Boosting the ‘find’ experience with tech
NLP also paves the way to solving one of the biggest pain points for today’s organizations: rendering the huge pile of unstructured information they are sitting on easily searchable for employees. “In our private lives, Google has significantly raised our expectations when it comes to searching for information. We expect search engines to more or less accurately interpret our intentions and give us highly relevant results quickly. In many organizations, however, the search experience is underwhelming.”
So how can we optimize the accessibility of knowledge within the organization? “Today, we are seeing more and more organizations adopt semantic search: the ability of machines to understand information in context and related to people. This results in what you can call ‘guided search on steroids’, where my query is supported through keywords and even graphs to guide me to the best-possible answer.”
Azure Cognitive Search
The impact of this can be quite significant, from minimal replication of documents, to saving time searching for the right piece of information or finding the right person within the organization to help you with a specific topic.
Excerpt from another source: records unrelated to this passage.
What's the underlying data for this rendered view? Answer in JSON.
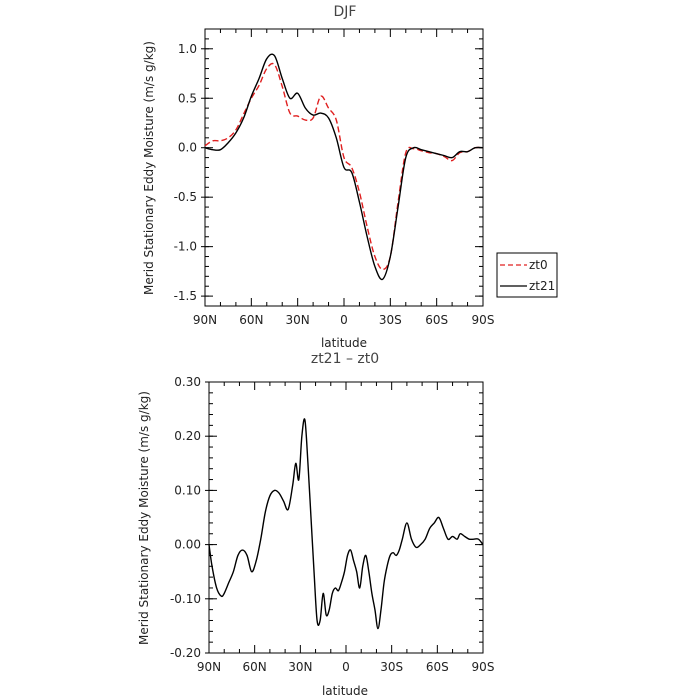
{
  "chart_data": [
    {
      "type": "line",
      "title": "DJF",
      "xlabel": "latitude",
      "ylabel": "Merid Stationary Eddy Moisture (m/s g/kg)",
      "x_ticks": [
        -90,
        -60,
        -30,
        0,
        30,
        60,
        90
      ],
      "x_tick_labels": [
        "90N",
        "60N",
        "30N",
        "0",
        "30S",
        "60S",
        "90S"
      ],
      "xlim": [
        -90,
        90
      ],
      "ylim": [
        -1.6,
        1.2
      ],
      "y_ticks": [
        1.0,
        0.5,
        0.0,
        -0.5,
        -1.0,
        -1.5
      ],
      "y_tick_labels": [
        "1.0",
        "0.5",
        "0.0",
        "-0.5",
        "-1.0",
        "-1.5"
      ],
      "legend_position": "right",
      "series": [
        {
          "name": "zt0",
          "color": "#e02020",
          "style": "dashed",
          "x": [
            -90,
            -85,
            -80,
            -75,
            -70,
            -65,
            -60,
            -55,
            -50,
            -45,
            -40,
            -35,
            -30,
            -25,
            -20,
            -15,
            -10,
            -5,
            0,
            5,
            10,
            15,
            20,
            25,
            30,
            35,
            40,
            45,
            50,
            55,
            60,
            65,
            70,
            75,
            80,
            85,
            90
          ],
          "values": [
            0.02,
            0.07,
            0.07,
            0.1,
            0.18,
            0.34,
            0.5,
            0.63,
            0.8,
            0.84,
            0.62,
            0.35,
            0.32,
            0.28,
            0.3,
            0.52,
            0.4,
            0.28,
            -0.1,
            -0.2,
            -0.45,
            -0.8,
            -1.1,
            -1.23,
            -1.1,
            -0.55,
            -0.05,
            -0.01,
            -0.03,
            -0.05,
            -0.06,
            -0.09,
            -0.13,
            -0.05,
            -0.04,
            0.0,
            0.0
          ]
        },
        {
          "name": "zt21",
          "color": "#000000",
          "style": "solid",
          "x": [
            -90,
            -85,
            -80,
            -75,
            -70,
            -65,
            -60,
            -55,
            -50,
            -45,
            -40,
            -35,
            -30,
            -25,
            -20,
            -15,
            -10,
            -5,
            0,
            5,
            10,
            15,
            20,
            25,
            30,
            35,
            40,
            45,
            50,
            55,
            60,
            65,
            70,
            75,
            80,
            85,
            90
          ],
          "values": [
            0.0,
            -0.02,
            -0.02,
            0.05,
            0.15,
            0.3,
            0.52,
            0.7,
            0.9,
            0.93,
            0.7,
            0.5,
            0.55,
            0.4,
            0.33,
            0.35,
            0.3,
            0.1,
            -0.2,
            -0.25,
            -0.55,
            -0.9,
            -1.2,
            -1.33,
            -1.1,
            -0.6,
            -0.1,
            0.0,
            -0.02,
            -0.04,
            -0.06,
            -0.08,
            -0.1,
            -0.04,
            -0.04,
            0.0,
            0.0
          ]
        }
      ]
    },
    {
      "type": "line",
      "title": "zt21 – zt0",
      "xlabel": "latitude",
      "ylabel": "Merid Stationary Eddy Moisture (m/s g/kg)",
      "x_ticks": [
        -90,
        -60,
        -30,
        0,
        30,
        60,
        90
      ],
      "x_tick_labels": [
        "90N",
        "60N",
        "30N",
        "0",
        "30S",
        "60S",
        "90S"
      ],
      "xlim": [
        -90,
        90
      ],
      "ylim": [
        -0.2,
        0.3
      ],
      "y_ticks": [
        0.3,
        0.2,
        0.1,
        0.0,
        -0.1,
        -0.2
      ],
      "y_tick_labels": [
        "0.30",
        "0.20",
        "0.10",
        "0.00",
        "-0.10",
        "-0.20"
      ],
      "series": [
        {
          "color": "#000000",
          "style": "solid",
          "x": [
            -90,
            -88,
            -85,
            -82,
            -80,
            -77,
            -74,
            -71,
            -68,
            -65,
            -62,
            -59,
            -56,
            -53,
            -50,
            -47,
            -44,
            -41,
            -38,
            -35,
            -33,
            -31,
            -29,
            -27,
            -25,
            -23,
            -21,
            -19,
            -17,
            -15,
            -13,
            -11,
            -9,
            -7,
            -5,
            -3,
            -1,
            1,
            3,
            5,
            7,
            9,
            11,
            13,
            15,
            17,
            19,
            21,
            23,
            25,
            27,
            29,
            31,
            33,
            35,
            37,
            40,
            43,
            46,
            49,
            52,
            55,
            58,
            61,
            64,
            67,
            70,
            73,
            75,
            78,
            81,
            84,
            87,
            90
          ],
          "values": [
            0.0,
            -0.04,
            -0.08,
            -0.095,
            -0.09,
            -0.07,
            -0.05,
            -0.02,
            -0.01,
            -0.02,
            -0.05,
            -0.03,
            0.01,
            0.06,
            0.09,
            0.1,
            0.095,
            0.08,
            0.065,
            0.11,
            0.15,
            0.12,
            0.2,
            0.23,
            0.15,
            0.05,
            -0.05,
            -0.14,
            -0.14,
            -0.09,
            -0.13,
            -0.12,
            -0.09,
            -0.08,
            -0.085,
            -0.07,
            -0.05,
            -0.02,
            -0.01,
            -0.03,
            -0.05,
            -0.08,
            -0.04,
            -0.02,
            -0.05,
            -0.09,
            -0.12,
            -0.155,
            -0.12,
            -0.07,
            -0.04,
            -0.02,
            -0.015,
            -0.02,
            -0.01,
            0.01,
            0.04,
            0.01,
            -0.005,
            0.0,
            0.01,
            0.03,
            0.04,
            0.05,
            0.03,
            0.01,
            0.015,
            0.01,
            0.02,
            0.015,
            0.01,
            0.01,
            0.01,
            0.0
          ]
        }
      ]
    }
  ]
}
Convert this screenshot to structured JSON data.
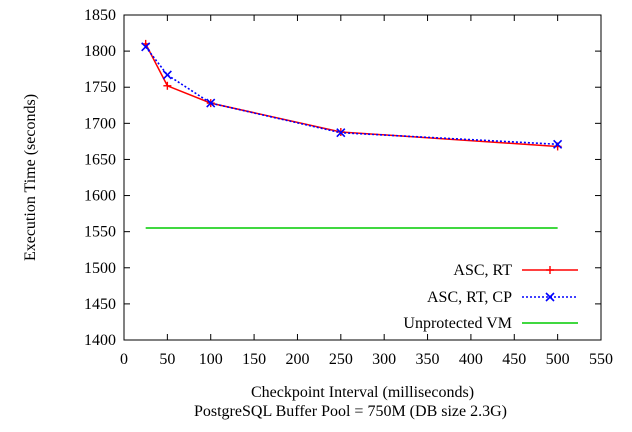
{
  "chart_data": {
    "type": "line",
    "xlabel": "Checkpoint Interval (milliseconds)",
    "subtitle": "PostgreSQL Buffer Pool = 750M (DB size 2.3G)",
    "ylabel": "Execution Time (seconds)",
    "xlim": [
      0,
      550
    ],
    "ylim": [
      1400,
      1850
    ],
    "xticks": [
      0,
      50,
      100,
      150,
      200,
      250,
      300,
      350,
      400,
      450,
      500,
      550
    ],
    "yticks": [
      1400,
      1450,
      1500,
      1550,
      1600,
      1650,
      1700,
      1750,
      1800,
      1850
    ],
    "grid": false,
    "legend_position": "bottom-right",
    "series": [
      {
        "name": "ASC, RT",
        "color": "#ff0000",
        "line_style": "solid",
        "marker": "plus",
        "points": [
          [
            25,
            1810
          ],
          [
            50,
            1752
          ],
          [
            100,
            1728
          ],
          [
            250,
            1688
          ],
          [
            500,
            1668
          ]
        ]
      },
      {
        "name": "ASC, RT, CP",
        "color": "#0000ff",
        "line_style": "dotted",
        "marker": "x",
        "points": [
          [
            25,
            1806
          ],
          [
            50,
            1767
          ],
          [
            100,
            1728
          ],
          [
            250,
            1687
          ],
          [
            500,
            1671
          ]
        ]
      },
      {
        "name": "Unprotected VM",
        "color": "#00cc00",
        "line_style": "solid",
        "marker": "none",
        "points": [
          [
            25,
            1555
          ],
          [
            500,
            1555
          ]
        ]
      }
    ]
  }
}
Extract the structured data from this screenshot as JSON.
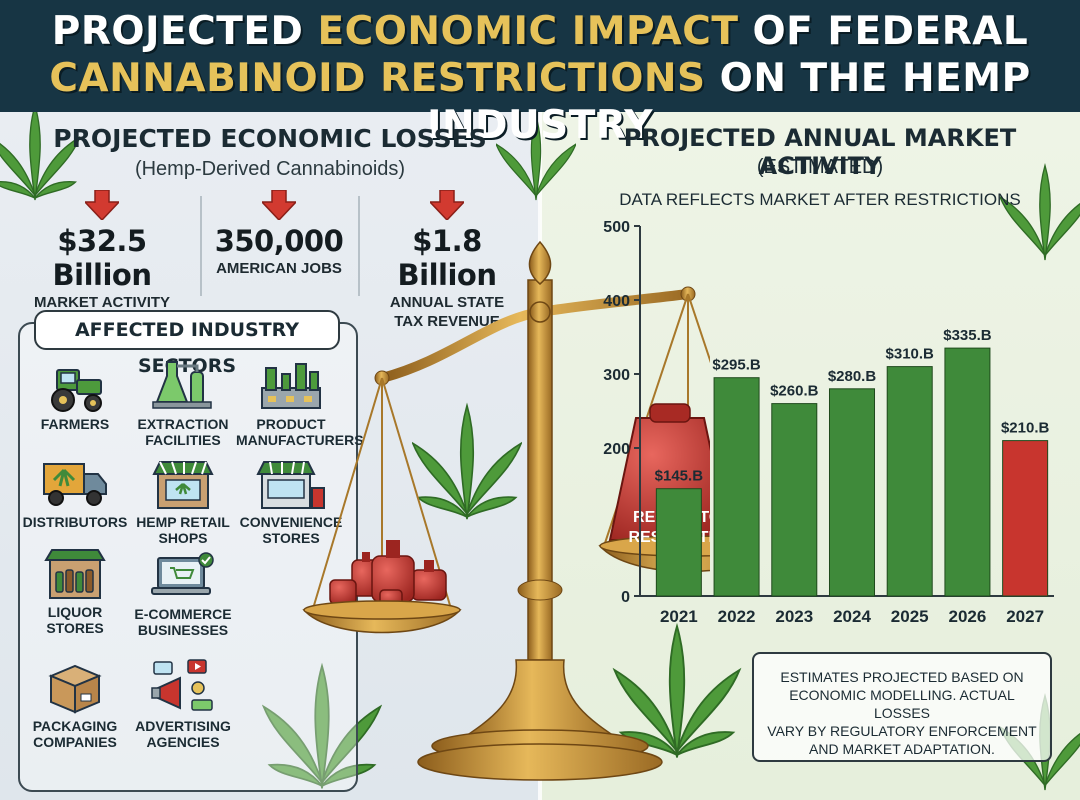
{
  "header": {
    "title_part1": "PROJECTED ",
    "title_hl1": "ECONOMIC IMPACT",
    "title_part2": " OF FEDERAL ",
    "title_hl2": "CANNABINOID RESTRICTIONS",
    "title_part3": " ON THE HEMP INDUSTRY"
  },
  "losses": {
    "title": "PROJECTED ECONOMIC LOSSES",
    "subtitle": "(Hemp-Derived Cannabinoids)",
    "stats": [
      {
        "value": "$32.5 Billion",
        "label": "MARKET ACTIVITY",
        "label2": ""
      },
      {
        "value": "350,000",
        "label": "AMERICAN JOBS",
        "label2": ""
      },
      {
        "value": "$1.8 Billion",
        "label": "ANNUAL STATE",
        "label2": "TAX REVENUE"
      }
    ]
  },
  "sectors": {
    "title": "AFFECTED INDUSTRY SECTORS",
    "items": [
      {
        "line1": "FARMERS",
        "line2": "",
        "icon": "tractor-icon"
      },
      {
        "line1": "EXTRACTION",
        "line2": "FACILITIES",
        "icon": "lab-flask-icon"
      },
      {
        "line1": "PRODUCT",
        "line2": "MANUFACTURERS",
        "icon": "factory-icon"
      },
      {
        "line1": "DISTRIBUTORS",
        "line2": "",
        "icon": "delivery-truck-icon"
      },
      {
        "line1": "HEMP RETAIL",
        "line2": "SHOPS",
        "icon": "storefront-icon"
      },
      {
        "line1": "CONVENIENCE",
        "line2": "STORES",
        "icon": "convenience-store-icon"
      },
      {
        "line1": "LIQUOR",
        "line2": "STORES",
        "icon": "liquor-bottles-icon"
      },
      {
        "line1": "E-COMMERCE",
        "line2": "BUSINESSES",
        "icon": "laptop-cart-icon"
      },
      {
        "line1": "",
        "line2": "",
        "icon": ""
      },
      {
        "line1": "PACKAGING",
        "line2": "COMPANIES",
        "icon": "cardboard-box-icon"
      },
      {
        "line1": "ADVERTISING",
        "line2": "AGENCIES",
        "icon": "megaphone-icon"
      }
    ]
  },
  "scale": {
    "weight_label_line1": "REGULATORY",
    "weight_label_line2": "RESTRICTIONS"
  },
  "market": {
    "title": "PROJECTED ANNUAL MARKET ACTIVITY",
    "subtitle": "(ESTIMATED)",
    "note": "DATA REFLECTS MARKET AFTER RESTRICTIONS"
  },
  "chart_data": {
    "type": "bar",
    "title": "PROJECTED ANNUAL MARKET ACTIVITY",
    "categories": [
      "2021",
      "2022",
      "2023",
      "2024",
      "2025",
      "2026",
      "2027"
    ],
    "values": [
      145,
      295,
      260,
      280,
      310,
      335,
      210
    ],
    "data_labels": [
      "$145.B",
      "$295.B",
      "$260.B",
      "$280.B",
      "$310.B",
      "$335.B",
      "$210.B"
    ],
    "bar_colors": [
      "#3f8a3a",
      "#3f8a3a",
      "#3f8a3a",
      "#3f8a3a",
      "#3f8a3a",
      "#3f8a3a",
      "#c8352e"
    ],
    "ylim": [
      0,
      500
    ],
    "yticks": [
      "0",
      "200",
      "300",
      "400",
      "500"
    ],
    "ytick_values": [
      0,
      200,
      300,
      400,
      500
    ],
    "grid": false
  },
  "disclaimer": {
    "line1": "ESTIMATES PROJECTED BASED ON",
    "line2": "ECONOMIC MODELLING. ACTUAL LOSSES",
    "line3": "VARY BY REGULATORY ENFORCEMENT",
    "line4": "AND MARKET ADAPTATION."
  },
  "colors": {
    "header_bg": "#173544",
    "accent_gold": "#e6c25a",
    "arrow_red": "#d23a30",
    "bar_green": "#3f8a3a",
    "bar_red": "#c8352e",
    "brass": "#c9922e"
  }
}
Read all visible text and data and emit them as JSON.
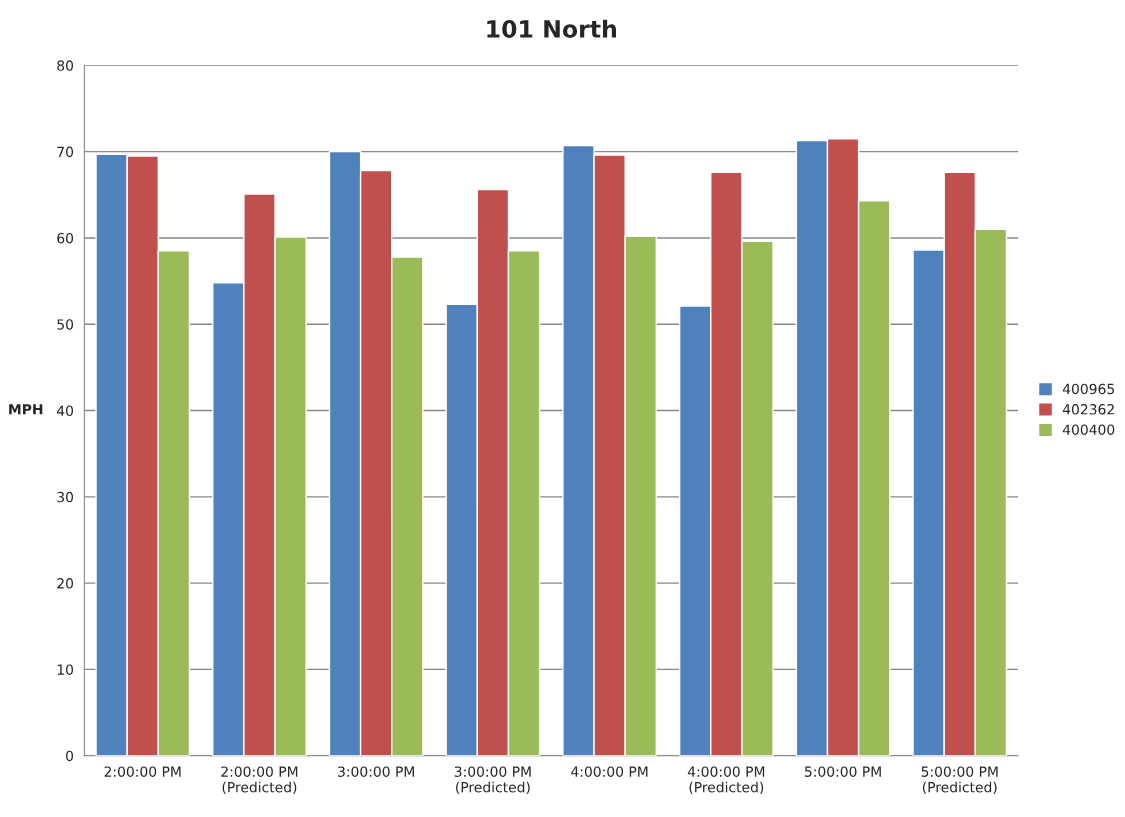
{
  "chart_data": {
    "type": "bar",
    "title": "101 North",
    "ylabel": "MPH",
    "categories": [
      "2:00:00 PM",
      "2:00:00 PM\n(Predicted)",
      "3:00:00 PM",
      "3:00:00 PM\n(Predicted)",
      "4:00:00 PM",
      "4:00:00 PM\n(Predicted)",
      "5:00:00 PM",
      "5:00:00 PM\n(Predicted)"
    ],
    "series": [
      {
        "name": "400965",
        "color": "#4f81bd",
        "values": [
          69.7,
          54.8,
          70.0,
          52.3,
          70.7,
          52.1,
          71.3,
          58.6
        ]
      },
      {
        "name": "402362",
        "color": "#c0504d",
        "values": [
          69.5,
          65.1,
          67.8,
          65.6,
          69.6,
          67.6,
          71.5,
          67.6
        ]
      },
      {
        "name": "400400",
        "color": "#9bbb59",
        "values": [
          58.5,
          60.1,
          57.8,
          58.5,
          60.2,
          59.6,
          64.3,
          61.0
        ]
      }
    ],
    "ylim": [
      0,
      80
    ],
    "yticks": [
      0,
      10,
      20,
      30,
      40,
      50,
      60,
      70,
      80
    ],
    "grid": "y",
    "legend": "right"
  }
}
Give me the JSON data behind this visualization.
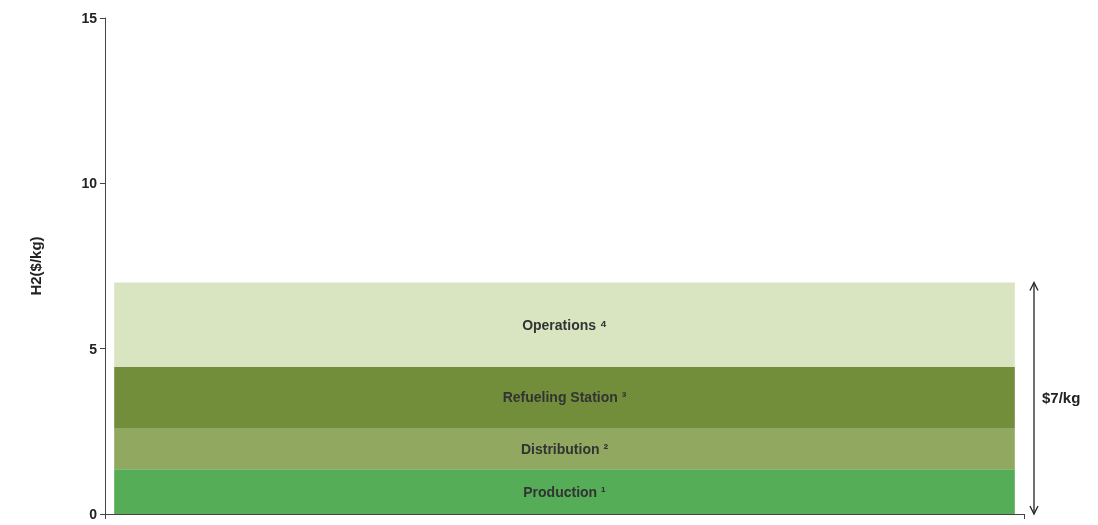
{
  "chart_data": {
    "type": "bar",
    "stacked": true,
    "ylabel": "H2($/kg)",
    "categories": [
      null
    ],
    "ylim": [
      0,
      15
    ],
    "yticks": [
      0,
      5,
      10,
      15
    ],
    "grid": false,
    "legend": false,
    "series": [
      {
        "name": "Production ¹",
        "color": "#55ae57",
        "values": [
          1.35
        ]
      },
      {
        "name": "Distribution ²",
        "color": "#91a860",
        "values": [
          1.25
        ]
      },
      {
        "name": "Refueling Station ³",
        "color": "#728e3a",
        "values": [
          1.85
        ]
      },
      {
        "name": "Operations ⁴",
        "color": "#d9e4c1",
        "values": [
          2.55
        ]
      }
    ],
    "totals": [
      "$7/kg"
    ]
  }
}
Wouter Labeeuw, data and AI expert at delaware, is working on a key knowledge-mining project to optimize research at an international institution. “Our main goal was to make it easier for people to find out what files and information already existed within the organization,” he explains. “To do this, we fed the data to Microsoft Cognitive Search and trained a semantic search model. Azure Cognitive Search extracts huge amounts of unstructured data and automatically interprets text and images. The semantic model ensures context-dependent search. This, in turn, translates into decreased replication of documents and significant time savings.”